“It looks like crime might well pay after all.”
That was the weary and only slightly tongue-in-cheek conclusion drawn by longtime anti-nuclear campaigner, Tom Clements recently, after a former South Carolina nuclear utility executive pled guilty to fraud in federal court.
BY: Linda Pentz Gunter | beyondnuclear.org
Clements is the director of Savannah River Site Watch, but his activism has, for decades, extended well beyond the perimeter of that vast nuclear site.
For years, Clements and others have followed — and attempted to stand in the way of — the forced march of South Carolina ratepayers toward nuclear fiasco. When it finally unraveled in late July, there was only cautious cause for celebration.
On July 23, Stephen Byrne, the former COO of SCANA, the South Carolina utility originally in charge of the construction of two new nuclear reactors in the state, pled guilty in a massive nuclear conspiracy that defrauded ratepayers, deceived regulators and misled shareholders.
Byrne is charged with lying about progress on two Westinghouse AP 1000 reactors under construction — and since abandoned — at the V.C. Summer site, where costs ballooned to more than $9 billion.
The lies — or “intentional misrepresentations” as court documents described them — were necessary to make the case that the two new reactors would be finished on time, thereby qualifying the company for $1.4 billion in future federal tax credits.

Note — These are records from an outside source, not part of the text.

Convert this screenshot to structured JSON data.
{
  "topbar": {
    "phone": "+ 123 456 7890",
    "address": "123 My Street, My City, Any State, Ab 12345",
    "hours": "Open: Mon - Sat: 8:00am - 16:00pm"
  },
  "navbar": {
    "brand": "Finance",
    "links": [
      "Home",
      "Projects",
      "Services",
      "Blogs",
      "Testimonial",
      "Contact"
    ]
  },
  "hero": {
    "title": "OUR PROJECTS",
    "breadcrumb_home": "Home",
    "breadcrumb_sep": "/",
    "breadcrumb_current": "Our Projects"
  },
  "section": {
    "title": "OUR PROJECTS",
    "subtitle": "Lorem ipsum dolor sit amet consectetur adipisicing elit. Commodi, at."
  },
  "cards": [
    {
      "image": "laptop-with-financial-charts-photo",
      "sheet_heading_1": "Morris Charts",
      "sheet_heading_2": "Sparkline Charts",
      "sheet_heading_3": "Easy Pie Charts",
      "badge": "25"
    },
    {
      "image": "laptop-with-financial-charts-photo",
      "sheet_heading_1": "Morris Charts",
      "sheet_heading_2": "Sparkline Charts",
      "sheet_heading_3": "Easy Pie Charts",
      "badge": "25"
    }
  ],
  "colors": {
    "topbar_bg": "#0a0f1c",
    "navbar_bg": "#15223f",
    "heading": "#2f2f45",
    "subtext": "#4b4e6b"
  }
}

But when Clements did the math, Byrne still came out ahead. “One of the court filings says Byrne earned $6.3 million from 2015-2017,” Clements said. “The project originally started with a filing with the SC Public Service Commission in 2008 and ended in July 2017. His plea agreement says he will pay a $1 million fine, though the judge could make it higher.”
So yes, crime still pays.
And so did South Carolina ratepayers. They were bilked of at least $2 billion until the project faltered and finally collapsed. A class action law suit and decisions by judges will see millions returned to ratepayers.
Ironically, the Nuclear Energy Institute, the industry’s lobbying group, gave Byrne the opportunity to explain exactly how ratepayers could be fleeced in advance to save money. In this 2012 NEI video, Byrne describes how Construction Work in Progress (CWIP) would allow the utility to collect funds from ratepayers in advance rather than waiting for construction completion — which has now, of course, not happened, even though customers paid for two new reactors that failed to materialize.
Byrne, who began cooperating with investigators about two years into the now three year-long investigation, could face jail time and a fine, but will likely testify against his co-conspirators to reduce his punishment.
For the time being, the judge has let him go home without even requiring he post the $25,000 bond. Sentencing could be years down the road. Clements believes Byrne “should face prison time” and that he “must fully reveal the criminal role of others in the conspiracy that has been so disastrous for ratepayers.”
Two other top SCANA executives could also be in the FBI’s crosshairs by now — former CEO Kevin Marsh and former chief financial officer Jimmy Addison.
Early warning signals of trouble to come sounded in February 2020, when Byrne and Marsh were charged with civil fraud by the Securities and Exchange Commission (SEC). The agency said the pair “lied and deceived shareholders, regulators, and the public regarding the construction of two new nuclear units at the V.C. Summer site, which the company abandoned amid massive cost overruns in July 2017,” according to reporting in Energy and Policy.
The thoroughly duped — or possibly hopelessly biased — S.C. Public Service Commission, had earlier “allowed SCE&G to raise its electric rates nine times to finance the doomed V.C. Summer Nuclear Station project,” reported the Charlotte Observer.
But by January 2019, the PSC had changed its mind, saying that “SCE&G intentionally misled the commission about a failing nuclear reactor construction project to win electric rate hikes.”
Clements joined other protesters outside the Columbia, SC courthouse where Byrne pled guilty to his offenses. “As he scurried into the federal courthouse, Byrne refused to tell us if he would apologize for his crime against ratepayers,” Clements said.
He, along with other South Carolina activists, and with support of Friends of the Earth, had consistently opposed the state law (CWIP, described in the NEI video), that had allowed the utility to fleece ratepayers in advance of completion of the reactors. The groups had also contested approval of the two-reactor project before the SC PSC since 2008.
As Clements watched Byrne enter the courthouse, finally forced to face up to his crimes, he basked, for a brief moment, in the glow of the celebratory light at the end of the tunnel.
“I’m glad there is going to be a little bit of justice,” Clements told the Post and Courier. And in an email, he wrote: “Nukes bring fraud, graft and corruption wherever they go. The next charges here will be more serious, I think.”
The Post and Courier described the nuclear debacle as “one of the worst economic calamities in South Carolina history”.
But while there may eventually be a day of reckoning — and sentencing — until then, South Carolina ratepayers could keep right on paying.
That is because, when SCANA went bankrupt over the Summer debacle, Dominion Energy took over. Dominion, says Clements, “will file a rate-hike request next month and the cost to ratepayers for the nuclear construction debacle will go up.”